With the exception of an unfortunate slip-up by one major news outlet, there was a promising pattern in this week’s food news: common sense. A landmark study broke the bad news to dieters in denial about the importance of moderation and exercise. Chicago Tribune article telling orthorexic Americans to ignore flavor-of-the-week health scares made the rounds in over a dozen newspapers. And it turns out that Benjamin Franklin was not an animal rights activist. But there were plenty of other notable food stories that came across our desks this week — thanks to actor Jeremy Piven, the “sea kitten” crew, and an angry brigade of German bakers.
Yesterday marked the latest development in the Piven sushi saga when the television star defended his fish story in front of a grievance committee at the Actors’ Equity Association. And half of the committee members were less than impressed with Piven’s claim that seafood-induced mercury poisoning was the reason he abandoned his commitment to the Broadway production of “Speed-the-Plow.”  After the split decision, Piven gave a dramatic 25-minute interview with The New York Timespeppered with tears and even a Dr. Martin Luther King, Jr. reference
Also in seafood scare news: Residents of Madison, Wisconsin got a heaping dose of fish hype this week courtesy of People for the Ethical Treatment of Animals (PETA). Seemingly fresh out of ideas on how to package vegan propaganda for public consumption (see here and here), PETA’s latest anti-seafood campaign is a billboard reading “Got Drain Bamage?”  Clearly PETA doesn’t mind that its bogus mercury messages have already had disastrous effects on public health. But what should we expect from a group led by Ingrid Newkirk, who declared this week that “seriousness has a very small place in today’s society.”
On the contrary, German bakers are very serious about halting European Union efforts to regulate the salt content in their pretzel and brown bread recipes:

The anger of the bakers — who condemned the bureaucrats in Brussels as “taste police” — seems to reflect a rising resentment of the European Union by a country that has long been among its biggest supporters…

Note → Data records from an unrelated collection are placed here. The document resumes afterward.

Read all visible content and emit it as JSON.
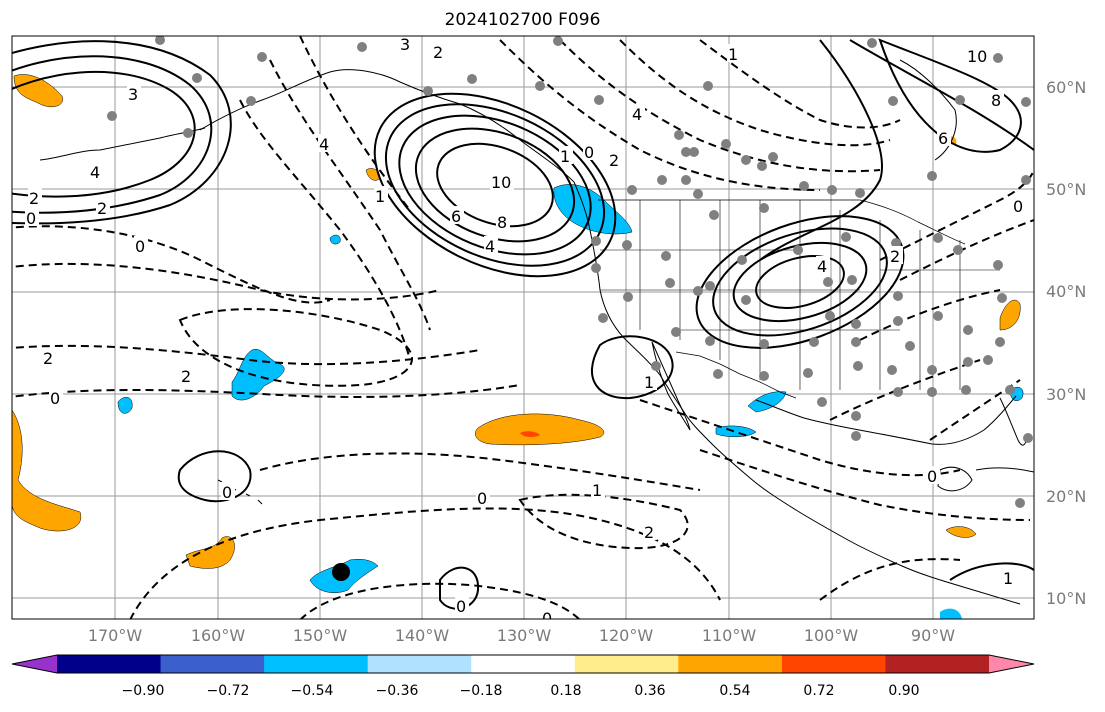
{
  "title": "2024102700 F096",
  "lat_labels": [
    "60°N",
    "50°N",
    "40°N",
    "30°N",
    "20°N",
    "10°N"
  ],
  "lon_labels": [
    "170°W",
    "160°W",
    "150°W",
    "140°W",
    "130°W",
    "120°W",
    "110°W",
    "100°W",
    "90°W"
  ],
  "colorbar": {
    "colors": [
      "#9932cc",
      "#00008b",
      "#3a5fcd",
      "#00bfff",
      "#b0e2ff",
      "#ffffff",
      "#ffec8b",
      "#ffa500",
      "#ff4500",
      "#b22222",
      "#ff88aa"
    ],
    "tick_labels": [
      "−0.90",
      "−0.72",
      "−0.54",
      "−0.36",
      "−0.18",
      "0.18",
      "0.36",
      "0.54",
      "0.72",
      "0.90"
    ]
  },
  "contour_labels": [
    "3",
    "2",
    "4",
    "2",
    "0",
    "0",
    "2",
    "0",
    "3",
    "2",
    "4",
    "6",
    "8",
    "10",
    "4",
    "6",
    "8",
    "10",
    "2",
    "4",
    "1",
    "0",
    "2",
    "4",
    "1",
    "2",
    "0",
    "1",
    "0",
    "1",
    "2",
    "0",
    "0",
    "1",
    "0",
    "0",
    "1"
  ]
}
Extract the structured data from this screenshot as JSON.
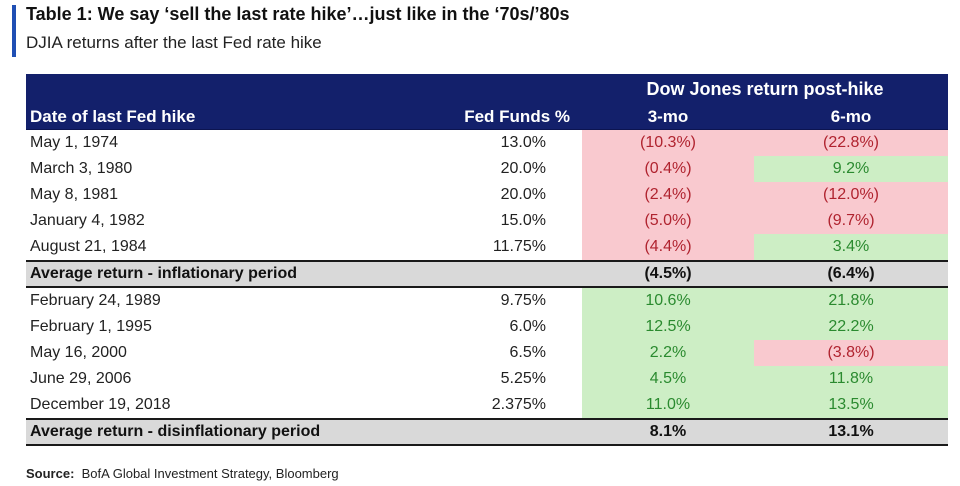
{
  "title": "Table 1: We say ‘sell the last rate hike’…just like in the ‘70s/’80s",
  "subtitle": "DJIA returns after the last Fed rate hike",
  "table": {
    "super_header": "Dow Jones return post-hike",
    "columns": [
      "Date of last Fed hike",
      "Fed Funds %",
      "3-mo",
      "6-mo"
    ],
    "groups": [
      {
        "rows": [
          {
            "date": "May 1, 1974",
            "fed": "13.0%",
            "m3": "(10.3%)",
            "m6": "(22.8%)"
          },
          {
            "date": "March 3, 1980",
            "fed": "20.0%",
            "m3": "(0.4%)",
            "m6": "9.2%"
          },
          {
            "date": "May 8, 1981",
            "fed": "20.0%",
            "m3": "(2.4%)",
            "m6": "(12.0%)"
          },
          {
            "date": "January 4, 1982",
            "fed": "15.0%",
            "m3": "(5.0%)",
            "m6": "(9.7%)"
          },
          {
            "date": "August 21, 1984",
            "fed": "11.75%",
            "m3": "(4.4%)",
            "m6": "3.4%"
          }
        ],
        "average": {
          "label": "Average return - inflationary period",
          "m3": "(4.5%)",
          "m6": "(6.4%)"
        }
      },
      {
        "rows": [
          {
            "date": "February 24, 1989",
            "fed": "9.75%",
            "m3": "10.6%",
            "m6": "21.8%"
          },
          {
            "date": "February 1, 1995",
            "fed": "6.0%",
            "m3": "12.5%",
            "m6": "22.2%"
          },
          {
            "date": "May 16, 2000",
            "fed": "6.5%",
            "m3": "2.2%",
            "m6": "(3.8%)"
          },
          {
            "date": "June 29, 2006",
            "fed": "5.25%",
            "m3": "4.5%",
            "m6": "11.8%"
          },
          {
            "date": "December 19, 2018",
            "fed": "2.375%",
            "m3": "11.0%",
            "m6": "13.5%"
          }
        ],
        "average": {
          "label": "Average return - disinflationary period",
          "m3": "8.1%",
          "m6": "13.1%"
        }
      }
    ]
  },
  "source": {
    "label": "Source:",
    "text": "BofA Global Investment Strategy, Bloomberg"
  },
  "colors": {
    "header_bg": "#13206b",
    "accent": "#1f4fb4",
    "negative_bg": "#f9c9cf",
    "negative_text": "#b0232f",
    "positive_bg": "#cdeec5",
    "positive_text": "#2a8a2f",
    "average_bg": "#d9d9d9"
  }
}
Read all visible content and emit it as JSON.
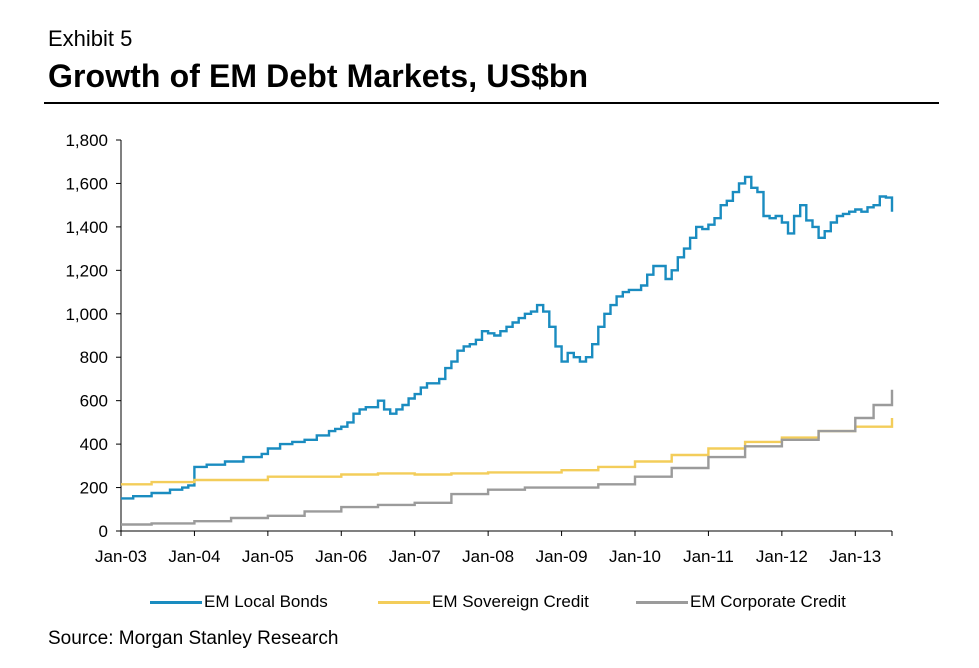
{
  "header": {
    "exhibit": "Exhibit 5",
    "title": "Growth of EM Debt Markets, US$bn"
  },
  "source": "Source: Morgan Stanley Research",
  "chart_data": {
    "type": "line",
    "x_start": "2003-01",
    "x_end": "2013-07",
    "x_tick_labels": [
      "Jan-03",
      "Jan-04",
      "Jan-05",
      "Jan-06",
      "Jan-07",
      "Jan-08",
      "Jan-09",
      "Jan-10",
      "Jan-11",
      "Jan-12",
      "Jan-13"
    ],
    "y_tick_labels": [
      "0",
      "200",
      "400",
      "600",
      "800",
      "1,000",
      "1,200",
      "1,400",
      "1,600",
      "1,800"
    ],
    "ylim": [
      0,
      1800
    ],
    "grid": false,
    "legend_position": "bottom",
    "series": [
      {
        "name": "EM Local Bonds",
        "color": "#1a8cc0",
        "points": [
          [
            "2003-01",
            150
          ],
          [
            "2003-03",
            160
          ],
          [
            "2003-06",
            175
          ],
          [
            "2003-09",
            190
          ],
          [
            "2003-11",
            200
          ],
          [
            "2003-12",
            210
          ],
          [
            "2004-01",
            220
          ],
          [
            "2004-01",
            295
          ],
          [
            "2004-03",
            305
          ],
          [
            "2004-06",
            320
          ],
          [
            "2004-09",
            340
          ],
          [
            "2004-12",
            355
          ],
          [
            "2005-01",
            380
          ],
          [
            "2005-03",
            400
          ],
          [
            "2005-05",
            410
          ],
          [
            "2005-07",
            420
          ],
          [
            "2005-09",
            440
          ],
          [
            "2005-11",
            460
          ],
          [
            "2005-12",
            470
          ],
          [
            "2006-01",
            480
          ],
          [
            "2006-02",
            500
          ],
          [
            "2006-03",
            540
          ],
          [
            "2006-04",
            560
          ],
          [
            "2006-05",
            570
          ],
          [
            "2006-06",
            570
          ],
          [
            "2006-07",
            600
          ],
          [
            "2006-08",
            560
          ],
          [
            "2006-09",
            540
          ],
          [
            "2006-10",
            560
          ],
          [
            "2006-11",
            580
          ],
          [
            "2006-12",
            610
          ],
          [
            "2007-01",
            630
          ],
          [
            "2007-02",
            660
          ],
          [
            "2007-03",
            680
          ],
          [
            "2007-05",
            700
          ],
          [
            "2007-06",
            750
          ],
          [
            "2007-07",
            780
          ],
          [
            "2007-08",
            830
          ],
          [
            "2007-09",
            850
          ],
          [
            "2007-10",
            860
          ],
          [
            "2007-11",
            880
          ],
          [
            "2007-12",
            920
          ],
          [
            "2008-01",
            910
          ],
          [
            "2008-02",
            900
          ],
          [
            "2008-03",
            920
          ],
          [
            "2008-04",
            940
          ],
          [
            "2008-05",
            960
          ],
          [
            "2008-06",
            980
          ],
          [
            "2008-07",
            1000
          ],
          [
            "2008-08",
            1010
          ],
          [
            "2008-09",
            1040
          ],
          [
            "2008-10",
            1010
          ],
          [
            "2008-11",
            940
          ],
          [
            "2008-12",
            850
          ],
          [
            "2009-01",
            780
          ],
          [
            "2009-02",
            820
          ],
          [
            "2009-03",
            800
          ],
          [
            "2009-04",
            780
          ],
          [
            "2009-05",
            800
          ],
          [
            "2009-06",
            860
          ],
          [
            "2009-07",
            940
          ],
          [
            "2009-08",
            1000
          ],
          [
            "2009-09",
            1040
          ],
          [
            "2009-10",
            1080
          ],
          [
            "2009-11",
            1100
          ],
          [
            "2009-12",
            1110
          ],
          [
            "2010-01",
            1110
          ],
          [
            "2010-02",
            1130
          ],
          [
            "2010-03",
            1180
          ],
          [
            "2010-04",
            1220
          ],
          [
            "2010-05",
            1220
          ],
          [
            "2010-06",
            1160
          ],
          [
            "2010-07",
            1200
          ],
          [
            "2010-08",
            1260
          ],
          [
            "2010-09",
            1300
          ],
          [
            "2010-10",
            1350
          ],
          [
            "2010-11",
            1400
          ],
          [
            "2010-12",
            1390
          ],
          [
            "2011-01",
            1410
          ],
          [
            "2011-02",
            1440
          ],
          [
            "2011-03",
            1500
          ],
          [
            "2011-04",
            1520
          ],
          [
            "2011-05",
            1560
          ],
          [
            "2011-06",
            1600
          ],
          [
            "2011-07",
            1630
          ],
          [
            "2011-08",
            1580
          ],
          [
            "2011-09",
            1560
          ],
          [
            "2011-10",
            1450
          ],
          [
            "2011-11",
            1440
          ],
          [
            "2011-12",
            1450
          ],
          [
            "2012-01",
            1420
          ],
          [
            "2012-02",
            1370
          ],
          [
            "2012-03",
            1450
          ],
          [
            "2012-04",
            1500
          ],
          [
            "2012-05",
            1430
          ],
          [
            "2012-06",
            1400
          ],
          [
            "2012-07",
            1350
          ],
          [
            "2012-08",
            1380
          ],
          [
            "2012-09",
            1420
          ],
          [
            "2012-10",
            1450
          ],
          [
            "2012-11",
            1460
          ],
          [
            "2012-12",
            1470
          ],
          [
            "2013-01",
            1480
          ],
          [
            "2013-02",
            1470
          ],
          [
            "2013-03",
            1490
          ],
          [
            "2013-04",
            1500
          ],
          [
            "2013-05",
            1540
          ],
          [
            "2013-06",
            1535
          ],
          [
            "2013-07",
            1470
          ]
        ]
      },
      {
        "name": "EM Sovereign Credit",
        "color": "#f3cd5a",
        "points": [
          [
            "2003-01",
            215
          ],
          [
            "2003-06",
            225
          ],
          [
            "2004-01",
            235
          ],
          [
            "2005-01",
            250
          ],
          [
            "2006-01",
            260
          ],
          [
            "2006-07",
            265
          ],
          [
            "2007-01",
            260
          ],
          [
            "2007-07",
            265
          ],
          [
            "2008-01",
            270
          ],
          [
            "2008-07",
            270
          ],
          [
            "2009-01",
            280
          ],
          [
            "2009-07",
            295
          ],
          [
            "2010-01",
            320
          ],
          [
            "2010-07",
            350
          ],
          [
            "2011-01",
            380
          ],
          [
            "2011-07",
            410
          ],
          [
            "2012-01",
            430
          ],
          [
            "2012-07",
            460
          ],
          [
            "2013-01",
            480
          ],
          [
            "2013-07",
            520
          ]
        ]
      },
      {
        "name": "EM Corporate Credit",
        "color": "#9b9b9b",
        "points": [
          [
            "2003-01",
            30
          ],
          [
            "2003-06",
            35
          ],
          [
            "2004-01",
            45
          ],
          [
            "2004-07",
            60
          ],
          [
            "2005-01",
            70
          ],
          [
            "2005-07",
            90
          ],
          [
            "2006-01",
            110
          ],
          [
            "2006-07",
            120
          ],
          [
            "2007-01",
            130
          ],
          [
            "2007-07",
            170
          ],
          [
            "2008-01",
            190
          ],
          [
            "2008-07",
            200
          ],
          [
            "2009-01",
            200
          ],
          [
            "2009-07",
            215
          ],
          [
            "2010-01",
            250
          ],
          [
            "2010-07",
            290
          ],
          [
            "2011-01",
            340
          ],
          [
            "2011-07",
            390
          ],
          [
            "2012-01",
            420
          ],
          [
            "2012-07",
            460
          ],
          [
            "2013-01",
            520
          ],
          [
            "2013-04",
            580
          ],
          [
            "2013-07",
            650
          ]
        ]
      }
    ]
  }
}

“What the E.U. is doing amounts to stupid interference,” said Matthias Wiemers, chairman of the Central Association of German Bakeries, a lobby for 12,000 of the country’s 15,000 bakeries.
“The E.U. is trying to change the way we bake our bread, change the way we market it — and of all things, change the taste of our bread.”

According to The New York Times, the baker backlash has been so intense that the EU has now postponed its decision on salt regulations. Fellow adversaries of the state-side “taste police": Take a page.